I think it's fair to say that even just addressing color and matrix textures should be a meaningful improvement. I don't necessarily want to block on what would be a good API and performance boost because it's not perfect. That said it would also be good to have some concrete numbers using something like framerate on the improvements in basic cases (eg no sorting) to see how this plays out. I'm curious to how the post-processing range "compression" impacts update time per frame in #30998 compared to the data upload-time benefits.

But here are some of the different problems that are clearly in-optimal and I think can be tackled separately:

1. Matrix and color textures are unnecessarily uploaded even when just a single pixel is changed.
2. The "indirect" texture (to support sorting, visibility toggle, culling) is fully reuploaded even when it my have only changed minimally, not at all.
3. Matrix and indirect texture are created, uploaded even when not needed possibly incurring some meaningful performance impact (related to WEBGPU: make batchMesh._matricesTexture optional #30990).

#1 should be addressed with #30998. And at least a basic optimization for #2 would be to just upload the pixels associated with instances that will actually be drawn, which should be sequential. In non toy cases this could be significant depending on how many objects are frustum culled.

@Ctrlmonster

as getting some harder numbers to look at would certainly be helpful

This would be great.

My LOD case should probably be re-organized so that each LOD geometry gets stored within a single BatchedMesh, but there are other valid reasons for having multiple BatchedMeshes, like having many different texture sets and using one BatchedMesh for each.
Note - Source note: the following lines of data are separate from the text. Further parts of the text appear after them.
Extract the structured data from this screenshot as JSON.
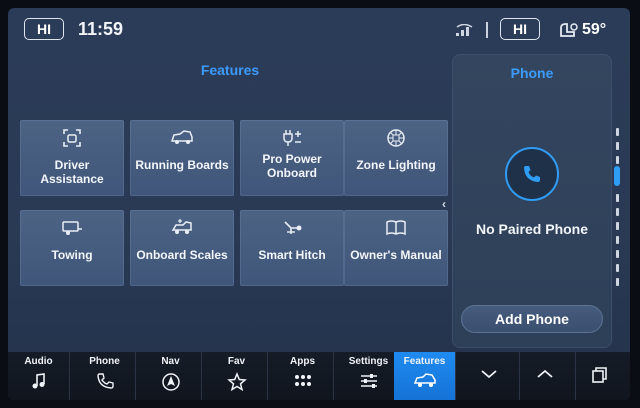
{
  "status_bar": {
    "hi_left": "HI",
    "time": "11:59",
    "hi_right": "HI",
    "temperature": "59°",
    "icons": [
      "wifi-signal-icon",
      "fan-seat-icon"
    ]
  },
  "features": {
    "title": "Features",
    "tiles": [
      {
        "label": "Driver Assistance",
        "icon": "driver-assist-icon"
      },
      {
        "label": "Running Boards",
        "icon": "running-boards-icon"
      },
      {
        "label": "Pro Power Onboard",
        "icon": "power-plug-icon"
      },
      {
        "label": "Zone Lighting",
        "icon": "zone-lighting-icon"
      },
      {
        "label": "Towing",
        "icon": "trailer-icon"
      },
      {
        "label": "Onboard Scales",
        "icon": "scales-icon"
      },
      {
        "label": "Smart Hitch",
        "icon": "hitch-icon"
      },
      {
        "label": "Owner's Manual",
        "icon": "book-icon"
      }
    ]
  },
  "phone": {
    "title": "Phone",
    "status": "No Paired Phone",
    "add_button": "Add Phone"
  },
  "bottom_nav": [
    {
      "label": "Audio",
      "icon": "music-note-icon",
      "active": false
    },
    {
      "label": "Phone",
      "icon": "phone-icon",
      "active": false
    },
    {
      "label": "Nav",
      "icon": "navigation-icon",
      "active": false
    },
    {
      "label": "Fav",
      "icon": "star-icon",
      "active": false
    },
    {
      "label": "Apps",
      "icon": "apps-grid-icon",
      "active": false
    },
    {
      "label": "Settings",
      "icon": "sliders-icon",
      "active": false
    },
    {
      "label": "Features",
      "icon": "truck-icon",
      "active": true
    },
    {
      "label": "",
      "icon": "chevron-down-icon",
      "active": false
    },
    {
      "label": "",
      "icon": "chevron-up-icon",
      "active": false
    },
    {
      "label": "",
      "icon": "multi-window-icon",
      "active": false
    }
  ],
  "colors": {
    "accent": "#2f9df5",
    "title_blue": "#3c9bff",
    "active_tab": "#1f8bf0"
  }
}
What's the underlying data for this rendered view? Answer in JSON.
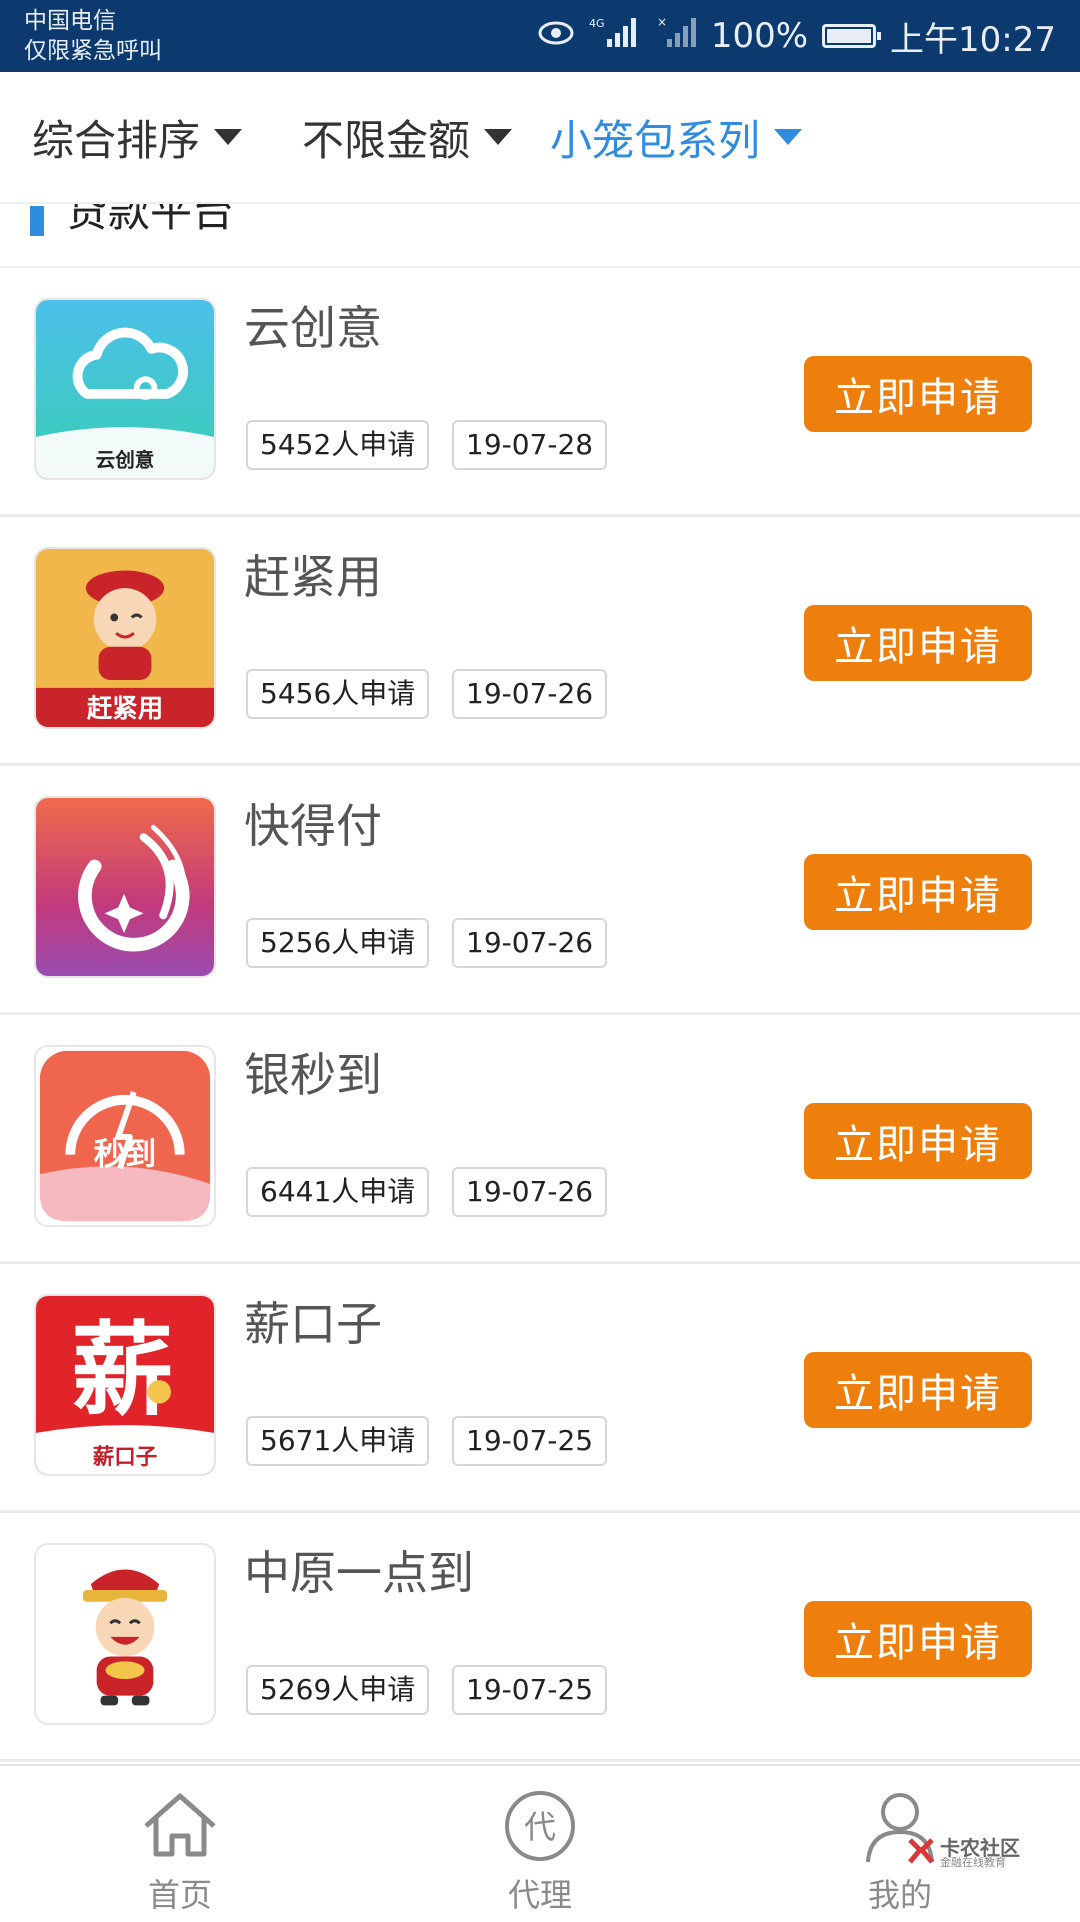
{
  "status_bar": {
    "carrier_line1": "中国电信",
    "carrier_line2": "仅限紧急呼叫",
    "signal_4g": "4G",
    "battery": "100%",
    "time": "上午10:27",
    "battery_level": 1.0
  },
  "filters": [
    {
      "label": "综合排序",
      "active": false
    },
    {
      "label": "不限金额",
      "active": false
    },
    {
      "label": "小笼包系列",
      "active": true
    }
  ],
  "section": {
    "title": "贷款平台"
  },
  "items": [
    {
      "name": "云创意",
      "applicants": "5452人申请",
      "date": "19-07-28",
      "logo_icon": "cloud-logo-icon",
      "logo_text": "云创意",
      "button": "立即申请"
    },
    {
      "name": "赶紧用",
      "applicants": "5456人申请",
      "date": "19-07-26",
      "logo_icon": "cartoon-boy-logo-icon",
      "logo_text": "赶紧用",
      "button": "立即申请"
    },
    {
      "name": "快得付",
      "applicants": "5256人申请",
      "date": "19-07-26",
      "logo_icon": "swirl-star-logo-icon",
      "button": "立即申请"
    },
    {
      "name": "银秒到",
      "applicants": "6441人申请",
      "date": "19-07-26",
      "logo_icon": "speedometer-logo-icon",
      "logo_text": "秒到",
      "button": "立即申请"
    },
    {
      "name": "薪口子",
      "applicants": "5671人申请",
      "date": "19-07-25",
      "logo_icon": "xin-character-logo-icon",
      "logo_text": "薪口子",
      "logo_char": "薪",
      "button": "立即申请"
    },
    {
      "name": "中原一点到",
      "applicants": "5269人申请",
      "date": "19-07-25",
      "logo_icon": "fortune-god-logo-icon",
      "button": "立即申请"
    }
  ],
  "bottom_nav": [
    {
      "label": "首页",
      "icon": "home-icon"
    },
    {
      "label": "代理",
      "icon": "agent-icon",
      "icon_char": "代"
    },
    {
      "label": "我的",
      "icon": "user-icon"
    }
  ],
  "watermark": {
    "title": "卡农社区",
    "subtitle": "金融在线教育"
  },
  "colors": {
    "status_bar": "#0d3a6e",
    "accent_blue": "#2f8ce0",
    "apply_orange": "#ee7f0d"
  }
}
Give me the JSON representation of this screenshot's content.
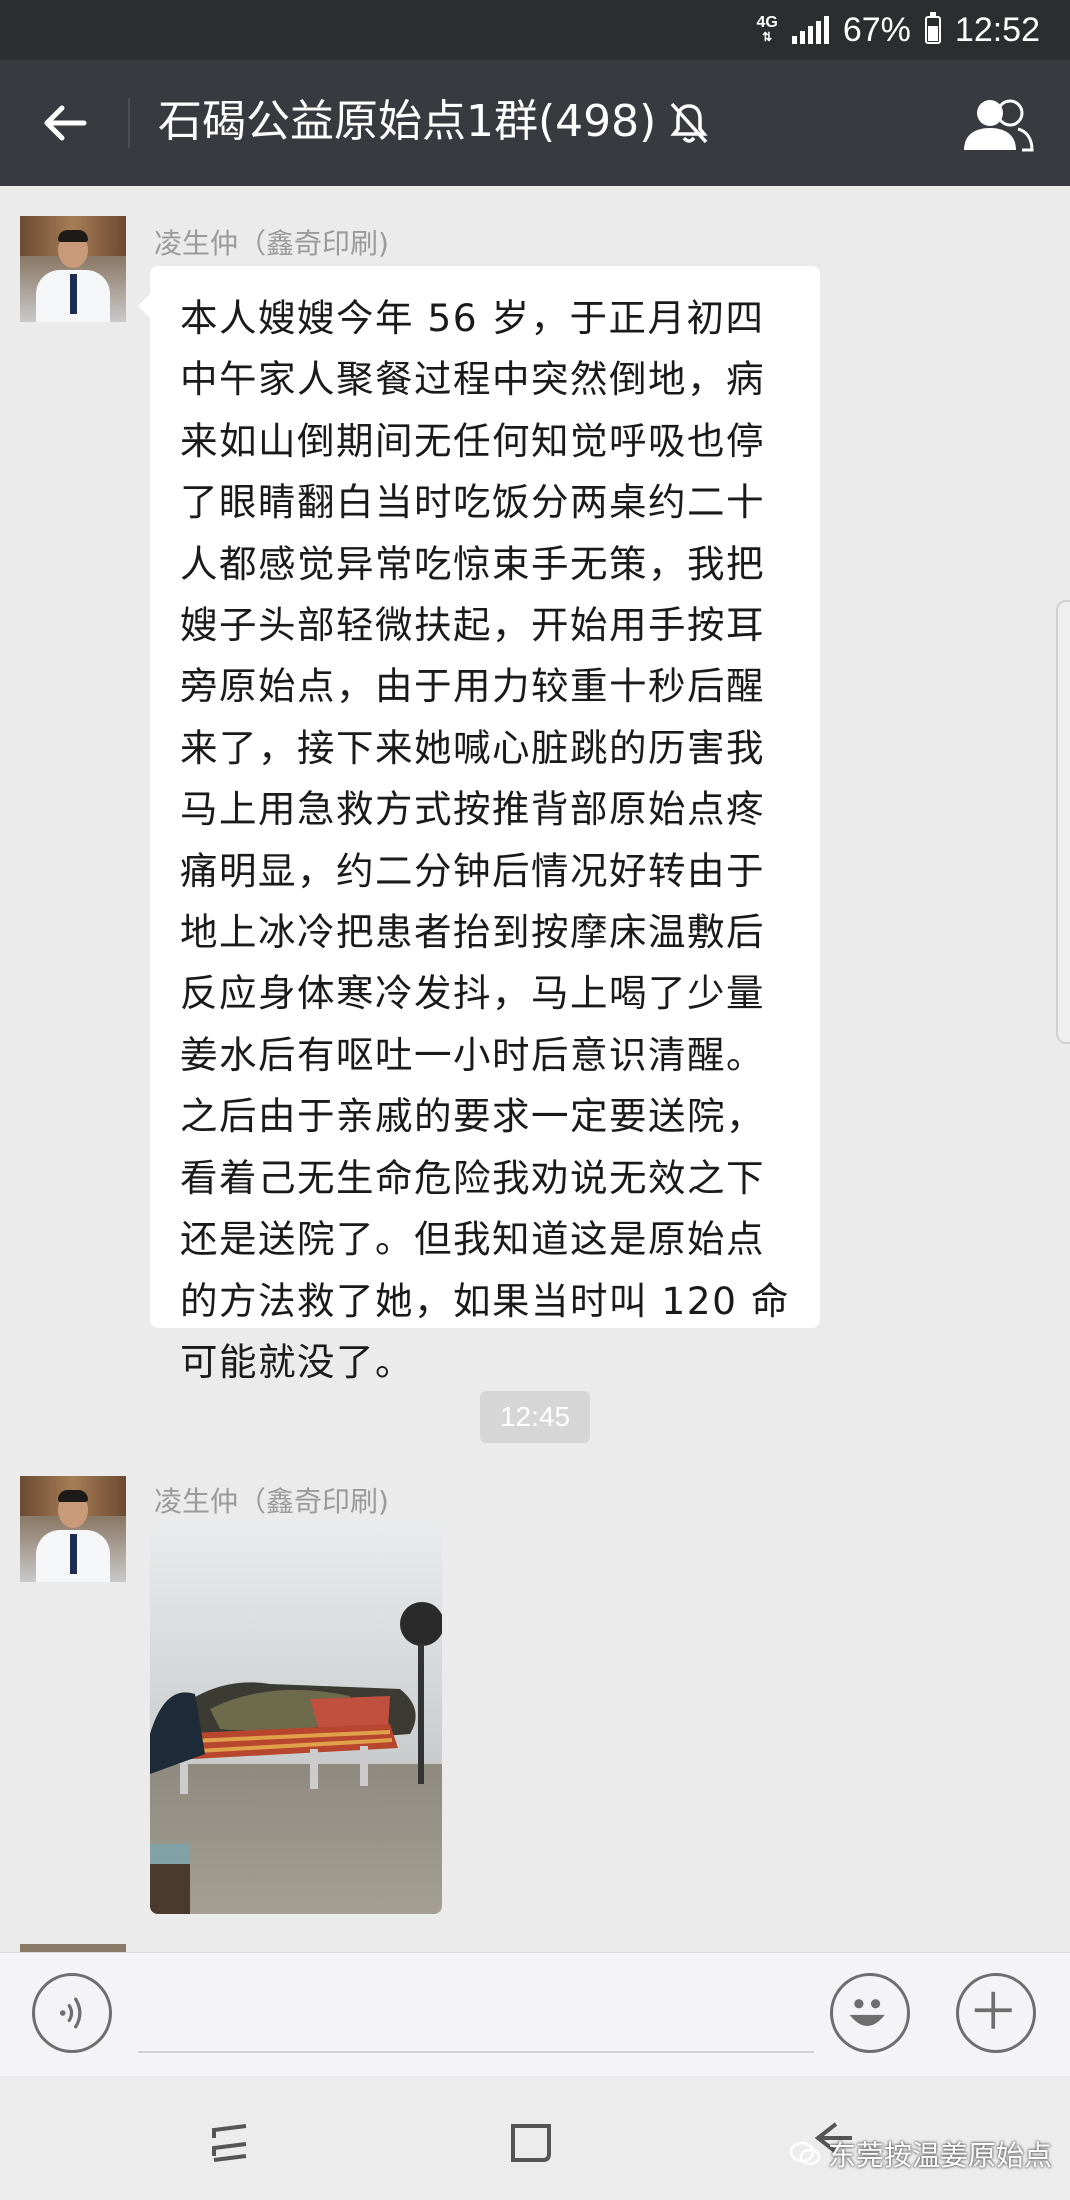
{
  "status_bar": {
    "network": "4G",
    "battery": "67%",
    "battery_level": 0.67,
    "time": "12:52"
  },
  "header": {
    "title": "石碣公益原始点1群(498)",
    "icons": [
      "back-icon",
      "mute-bell-icon",
      "group-members-icon"
    ]
  },
  "messages": [
    {
      "sender": "凌生仲（鑫奇印刷)",
      "type": "text",
      "text": "本人嫂嫂今年 56 岁，于正月初四中午家人聚餐过程中突然倒地，病来如山倒期间无任何知觉呼吸也停了眼睛翻白当时吃饭分两桌约二十人都感觉异常吃惊束手无策，我把嫂子头部轻微扶起，开始用手按耳旁原始点，由于用力较重十秒后醒来了，接下来她喊心脏跳的历害我马上用急救方式按推背部原始点疼痛明显，约二分钟后情况好转由于地上冰冷把患者抬到按摩床温敷后反应身体寒冷发抖，马上喝了少量姜水后有呕吐一小时后意识清醒。之后由于亲戚的要求一定要送院，看着己无生命危险我劝说无效之下还是送院了。但我知道这是原始点的方法救了她，如果当时叫 120 命可能就没了。"
    },
    {
      "type": "timestamp",
      "text": "12:45"
    },
    {
      "sender": "凌生仲（鑫奇印刷)",
      "type": "image"
    }
  ],
  "input_bar": {
    "icons": [
      "voice-icon",
      "emoji-icon",
      "plus-icon"
    ]
  },
  "nav_bar": {
    "icons": [
      "recent-apps-icon",
      "home-icon",
      "back-nav-icon"
    ]
  },
  "watermark": {
    "text": "东莞按温姜原始点"
  },
  "colors": {
    "header_bg": "#393a3f",
    "status_bg": "#2b2d2f",
    "chat_bg": "#ebebeb",
    "bubble_bg": "#ffffff"
  }
}
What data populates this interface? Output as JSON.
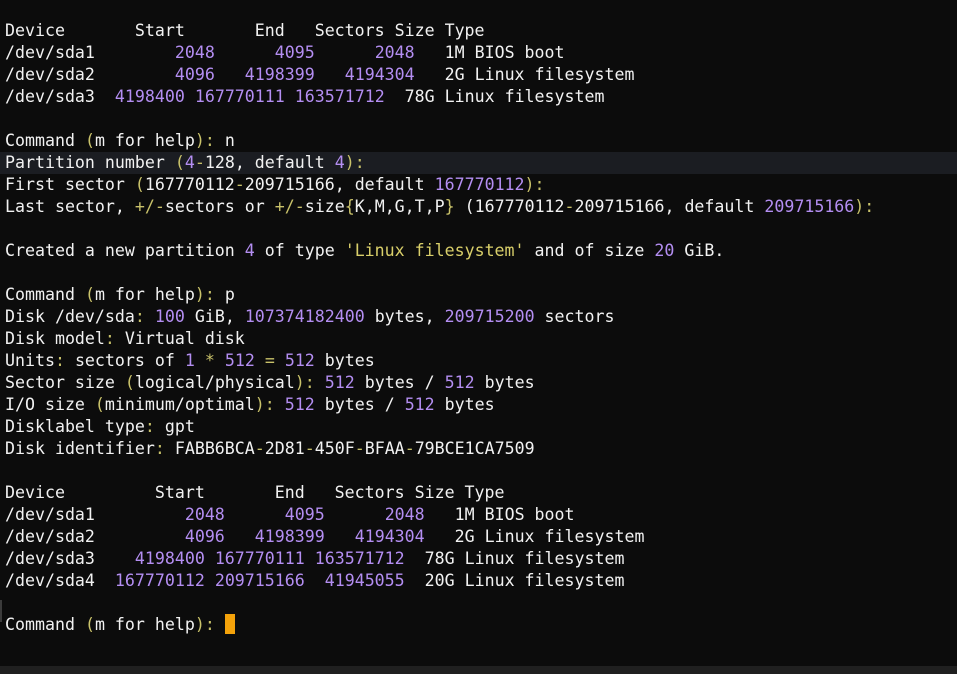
{
  "table1": {
    "header": "Device       Start       End   Sectors Size Type",
    "rows": [
      {
        "dev": "/dev/sda1     ",
        "start": "   2048",
        "sp1": "      ",
        "end": "4095",
        "sp2": "      ",
        "sectors": "2048",
        "size": "   1M",
        "type": " BIOS boot"
      },
      {
        "dev": "/dev/sda2     ",
        "start": "   4096",
        "sp1": "   ",
        "end": "4198399",
        "sp2": "   ",
        "sectors": "4194304",
        "size": "   2G",
        "type": " Linux filesystem"
      },
      {
        "dev": "/dev/sda3  ",
        "start": "4198400",
        "sp1": " ",
        "end": "167770111",
        "sp2": " ",
        "sectors": "163571712",
        "size": "  78G",
        "type": " Linux filesystem"
      }
    ]
  },
  "cmd1": {
    "prompt": "Command ",
    "paren_open": "(",
    "m": "m for help",
    "paren_close": ")",
    "colon": ":",
    "input": " n"
  },
  "partnum": {
    "a": "Partition number ",
    "b": "(",
    "c": "4",
    "d": "-",
    "e": "128, default ",
    "f": "4",
    "g": "):"
  },
  "firstsector": {
    "a": "First sector ",
    "b": "(",
    "c": "167770112",
    "d": "-",
    "e": "209715166, default ",
    "f": "167770112",
    "g": "):"
  },
  "lastsector": {
    "a": "Last sector, ",
    "b": "+/",
    "c": "-",
    "d": "sectors or ",
    "e": "+/",
    "f": "-",
    "g": "size",
    "h": "{",
    "i": "K,M,G,T,P",
    "j": "}",
    "k": " (",
    "l": "167770112",
    "m": "-",
    "n": "209715166, default ",
    "o": "209715166",
    "p": "):"
  },
  "created": {
    "a": "Created a new partition ",
    "b": "4",
    "c": " of type ",
    "d": "'Linux filesystem'",
    "e": " and of size ",
    "f": "20",
    "g": " GiB."
  },
  "cmd2": {
    "prompt": "Command ",
    "paren_open": "(",
    "m": "m for help",
    "paren_close": ")",
    "colon": ":",
    "input": " p"
  },
  "disk": {
    "a": "Disk /dev/sda",
    "b": ":",
    "c": " ",
    "d": "100",
    "e": " GiB, ",
    "f": "107374182400",
    "g": " bytes, ",
    "h": "209715200",
    "i": " sectors"
  },
  "model": {
    "a": "Disk model",
    "b": ":",
    "c": " Virtual disk"
  },
  "units": {
    "a": "Units",
    "b": ":",
    "c": " sectors of ",
    "d": "1",
    "e": " ",
    "f": "*",
    "g": " ",
    "h": "512",
    "i": " ",
    "j": "=",
    "k": " ",
    "l": "512",
    "m": " bytes"
  },
  "sectorsize": {
    "a": "Sector size ",
    "b": "(",
    "c": "logical/physical",
    "d": ")",
    "e": ":",
    "f": " ",
    "g": "512",
    "h": " bytes / ",
    "i": "512",
    "j": " bytes"
  },
  "iosize": {
    "a": "I/O size ",
    "b": "(",
    "c": "minimum/optimal",
    "d": ")",
    "e": ":",
    "f": " ",
    "g": "512",
    "h": " bytes / ",
    "i": "512",
    "j": " bytes"
  },
  "labeltype": {
    "a": "Disklabel type",
    "b": ":",
    "c": " gpt"
  },
  "identifier": {
    "a": "Disk identifier",
    "b": ":",
    "c": " FABB6BCA",
    "d": "-",
    "e": "2D81",
    "f": "-",
    "g": "450F",
    "h": "-",
    "i": "BFAA",
    "j": "-",
    "k": "79BCE1CA7509"
  },
  "table2": {
    "header": "Device         Start       End   Sectors Size Type",
    "rows": [
      {
        "dev": "/dev/sda1       ",
        "start": "  2048",
        "sp1": "      ",
        "end": "4095",
        "sp2": "      ",
        "sectors": "2048",
        "size": "   1M",
        "type": " BIOS boot"
      },
      {
        "dev": "/dev/sda2       ",
        "start": "  4096",
        "sp1": "   ",
        "end": "4198399",
        "sp2": "   ",
        "sectors": "4194304",
        "size": "   2G",
        "type": " Linux filesystem"
      },
      {
        "dev": "/dev/sda3    ",
        "start": "4198400",
        "sp1": " ",
        "end": "167770111",
        "sp2": " ",
        "sectors": "163571712",
        "size": "  78G",
        "type": " Linux filesystem"
      },
      {
        "dev": "/dev/sda4  ",
        "start": "167770112",
        "sp1": " ",
        "end": "209715166",
        "sp2": "  ",
        "sectors": "41945055",
        "size": "  20G",
        "type": " Linux filesystem"
      }
    ]
  },
  "cmd3": {
    "prompt": "Command ",
    "paren_open": "(",
    "m": "m for help",
    "paren_close": ")",
    "colon": ":",
    "input": " "
  },
  "colors": {
    "background": "#0c0c0c",
    "text": "#cccccc",
    "number": "#b48ef2",
    "punct": "#c9c26a",
    "cursor": "#f4a20a"
  }
}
You can easily swap geometry models an instance is rendering why by using the setGeometryIdAt function. Regarding separate materials and textures - this should hopefully not be considered a long term issue. @agargaro and I have done a number of multi-material demos with BatchedMesh (see here), which should only get easier to work with with node materials.

[CodyJasonBennett]

I split away the changes to BatchedMesh from supporting partial updates in Texture with #30998. It's now up for review.

That should allow us to continue with no. 1 and no. 2 as we like. I have had help from @agargaro, and they expressed interest in continuing this work.

The review in #30998 (comment) might open the door to supporting 3D textures. I want to be careful here since this API already exists in BufferAttribute, but an overload is possible.